Une chose que peu de gens savent en France, c’est que 20 à 30% des habitants de Turquie ne sont pas musulmans sunnites, mais Alévis. Cette religion qui est une lointaine descendante du chiisme est très différente de l’islam. Par exemple :
- Les Alévis ne vont pas à la mosquée, mais dans une salle de prière appelée Cemevi où hommes et femmes prient dans la même salle.
- Ils ne font pas Ramadan, mais pratiquent un jeûne d’une dizaine de jours en février-mars.
- L’alcool n’est pas interdit. D’ailleurs le vin joue grosso modo le même rôle liturgique que dans la religion catholique.
- La religion n’est pas prosélyte. Beaucoup d’entre eux considèrent l’alévisme comme un courant philosophique et non comme une religion.
Les Alévis ont été très souvent victimes de persécutions. La dernière en date a été l’incendie criminel d’un hôtel où s’étaient réunis des artistes et des intellectuels alévis, dans la ville de Sivas, en 1993. Une trentaine d’entre eux ont péri dans les flammes.
Par peur des persécution, beaucoup d’Alévis évitent de révéler leur religion en public.
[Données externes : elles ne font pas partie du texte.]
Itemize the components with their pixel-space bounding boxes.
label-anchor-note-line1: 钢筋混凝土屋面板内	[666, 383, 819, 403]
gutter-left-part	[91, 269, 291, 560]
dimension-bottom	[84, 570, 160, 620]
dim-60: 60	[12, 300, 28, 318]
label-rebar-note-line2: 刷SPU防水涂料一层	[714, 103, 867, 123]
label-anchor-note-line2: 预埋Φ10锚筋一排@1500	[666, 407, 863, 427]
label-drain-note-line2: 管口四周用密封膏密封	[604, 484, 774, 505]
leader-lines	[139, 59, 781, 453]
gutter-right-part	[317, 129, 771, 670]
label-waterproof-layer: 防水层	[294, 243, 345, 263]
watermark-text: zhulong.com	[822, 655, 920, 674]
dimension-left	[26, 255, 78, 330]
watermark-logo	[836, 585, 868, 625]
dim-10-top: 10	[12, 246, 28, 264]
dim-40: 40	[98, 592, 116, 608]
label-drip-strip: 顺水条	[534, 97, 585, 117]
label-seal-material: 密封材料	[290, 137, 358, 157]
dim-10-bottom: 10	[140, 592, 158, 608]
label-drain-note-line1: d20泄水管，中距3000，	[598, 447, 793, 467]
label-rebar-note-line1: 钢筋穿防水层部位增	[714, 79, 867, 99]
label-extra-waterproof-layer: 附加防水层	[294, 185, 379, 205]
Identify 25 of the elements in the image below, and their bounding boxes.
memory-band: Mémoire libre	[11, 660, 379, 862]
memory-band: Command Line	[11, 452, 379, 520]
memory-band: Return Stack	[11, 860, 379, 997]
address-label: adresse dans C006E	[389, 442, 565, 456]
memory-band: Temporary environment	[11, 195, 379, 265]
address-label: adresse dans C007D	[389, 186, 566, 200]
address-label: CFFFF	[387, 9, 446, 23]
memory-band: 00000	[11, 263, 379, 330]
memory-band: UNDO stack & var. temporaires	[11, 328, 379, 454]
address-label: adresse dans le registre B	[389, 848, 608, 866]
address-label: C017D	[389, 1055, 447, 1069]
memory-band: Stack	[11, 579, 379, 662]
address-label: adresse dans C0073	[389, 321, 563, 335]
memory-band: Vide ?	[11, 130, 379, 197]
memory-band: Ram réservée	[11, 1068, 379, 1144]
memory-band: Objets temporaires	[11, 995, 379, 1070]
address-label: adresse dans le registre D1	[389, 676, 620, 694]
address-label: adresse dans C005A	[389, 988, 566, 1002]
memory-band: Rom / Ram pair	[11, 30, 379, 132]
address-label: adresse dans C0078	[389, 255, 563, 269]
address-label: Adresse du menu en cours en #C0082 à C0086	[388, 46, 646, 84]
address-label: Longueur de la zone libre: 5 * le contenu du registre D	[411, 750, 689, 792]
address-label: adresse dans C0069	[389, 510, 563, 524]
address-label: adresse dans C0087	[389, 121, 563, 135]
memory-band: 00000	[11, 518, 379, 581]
De toute façon, l’Etat n’a jamais reconnu officiellement cette religion, même à l’époque d’Atatürk. C’est ainsi qu’officiellement, la Turquie compte 99% de musulmans (la religion est inscrite sur la carte d’identité et les alévis sont automatiquement classés dans la catégorie « islam »), le 1% restant étant des Chrétiens et des Juifs.
Les Alévis sont généralement très attachés à la laïcité et beaucoup d’entre eux prennent une part active aux mouvements de protestation contre le gouvernement d’Erdogan. Ce qu’ils dénoncent : la loi destinée à restreindre la consommation d’alcool, le projet de construction de la plus grande mosquée du monde avec l’argent public d’un pays censé être laïque et le fait de donner au futur 3ème pont du Bosphore le nom du sultan Yavuz Selim qui est resté dans l’Histoire pour avoir fait massacré des milliers d’Alévis. Ce sultan considérait d’ailleurs que couper la tête de 7 alévis permettait d’avoir une place assurée au paradis... baptiser un pont du nom d’un tel personnage a de quoi indigner cette minorité qui en a marre d’être ignorée et persécutée.